Como el protocolo no se había aprobado no había caso y por tanto la sobreactuación carecía ya de recorrido, el Gobierno anunció su satisfacción por haber conjurado un grave ataque a la libertad de todas las mujeres, cuyo origen biológico o heteropatricarcal depende de la ley que se tome como referencia, eso sí, advirtiendo que seguiría vigilante con el asunto. La necesidad de exagerar la gravedad de los hechos hizo incluir a “todas” las mujeres como salvadas del proyecto liberticida, según se dijo en la habitual rueda de prensa posterior al Consejo de Ministros, un “todas” que por lógica incluye a las que no pueden tener hijos, lo que constituye un disruptivo hallazgo que marcará sin duda una nueva era en la ginecología.
Desgraciadamente la política por impulso de unos e imitación de otros se ha ido materializando en el continuo lanzamiento de mensajes prácticamente vacíos que delatan un enorme desprecio por sus destinatarios. Van desapareciendo los límites morales sobre el contenido de lo que desde el poder se transmite a la sociedad. Cualquier cosa, por falsa que sea, con el único objetivo de mantener las posiciones políticas propias al margen de toda evidencia, se dice públicamente contrariando a la mismísima realidad. Casos como la negativa a reformar la llamada ley del “sí es sí” a pesar de los desastrosos efectos de su aplicación u oír a la Vicepresidenta del Gobierno y Ministra de Asuntos Económicos que España, con un billón y medio de euros de deuda pública y dependiendo su financiación de que la siga comprando el BCE, va a ser la “locomotora” económica de Europa, dan idea del nivel de responsabilidad que vive instalada en lo más alto de la escala gubernamental. El salto cualitativo del modelo ya se está gestando en los USA, que ahora solo marca tendencia para mal, donde algunos teóricos de prestigio están aconsejando al Gobierno de Biden, elegido para salvar las instituciones democráticas, que, si los republicanos no votan aumentar el techo de gasto, con una deuda que supera los 31 billones de dólares, se ignore al Congreso y si éste acude al Tribunal Supremo, se disuelva y nombre otro. Palabras que muchas veces preceden a los hechos destruyendo la democracia y con ella la prosperidad de las naciones.

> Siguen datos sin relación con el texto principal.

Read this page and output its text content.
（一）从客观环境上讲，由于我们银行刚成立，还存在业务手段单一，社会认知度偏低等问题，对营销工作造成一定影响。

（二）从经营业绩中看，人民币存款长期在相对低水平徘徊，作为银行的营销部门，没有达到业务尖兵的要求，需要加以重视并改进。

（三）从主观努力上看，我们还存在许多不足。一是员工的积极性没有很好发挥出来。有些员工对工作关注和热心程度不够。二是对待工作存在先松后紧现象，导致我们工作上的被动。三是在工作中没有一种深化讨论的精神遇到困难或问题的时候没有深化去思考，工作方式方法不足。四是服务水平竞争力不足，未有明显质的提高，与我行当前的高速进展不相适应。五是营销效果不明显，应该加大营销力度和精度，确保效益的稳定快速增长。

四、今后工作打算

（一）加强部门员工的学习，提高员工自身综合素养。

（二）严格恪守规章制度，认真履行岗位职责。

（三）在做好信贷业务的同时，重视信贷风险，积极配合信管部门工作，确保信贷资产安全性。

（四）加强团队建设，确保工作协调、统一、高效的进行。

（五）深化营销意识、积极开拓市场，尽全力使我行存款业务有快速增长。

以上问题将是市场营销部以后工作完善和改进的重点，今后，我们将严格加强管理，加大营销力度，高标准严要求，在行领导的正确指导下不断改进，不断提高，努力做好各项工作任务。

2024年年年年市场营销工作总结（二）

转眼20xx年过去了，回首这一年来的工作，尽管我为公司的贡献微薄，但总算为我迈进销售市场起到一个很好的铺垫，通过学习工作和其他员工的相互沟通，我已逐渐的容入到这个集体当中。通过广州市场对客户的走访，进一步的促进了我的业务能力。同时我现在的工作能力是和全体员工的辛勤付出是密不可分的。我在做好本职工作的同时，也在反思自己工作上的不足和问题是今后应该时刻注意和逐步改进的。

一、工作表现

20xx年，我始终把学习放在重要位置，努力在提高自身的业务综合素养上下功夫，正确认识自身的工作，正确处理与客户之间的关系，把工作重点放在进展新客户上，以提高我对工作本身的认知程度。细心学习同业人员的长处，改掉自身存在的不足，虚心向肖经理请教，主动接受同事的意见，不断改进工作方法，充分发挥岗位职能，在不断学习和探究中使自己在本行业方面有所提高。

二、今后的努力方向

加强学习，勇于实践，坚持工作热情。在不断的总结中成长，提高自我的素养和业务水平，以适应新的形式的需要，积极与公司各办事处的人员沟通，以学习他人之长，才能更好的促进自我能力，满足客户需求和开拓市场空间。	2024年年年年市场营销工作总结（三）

Cuenta Antony Beevor en su libro sobre la Revolución Rusa cómo los bolcheviques adquirieron gran ventaja sobre sus oponentes políticos, llamados indiscriminadamente contrarrevolucionarios y a los que eliminarían en todos los sentidos, prescindiendo de convencer a la audiencia mediante argumentos, utilizando en su lugar consignas. Con ellos se mantenía constante la agitación revolucionaria hasta alcanzar los objetivos de suprimir completamente orden social y económico precedente sin considerar las consecuencias, en un experimento de tabla rasa histórica sin precedentes. El éxito propagandístico consolidó a los bolcheviques en el poder, pero también “una penumbra prehistórica” (en expresión de Victor Serge) de hambre y frío que se prolongó durante décadas. Por si alguien no lo sabe, el guion está escrito.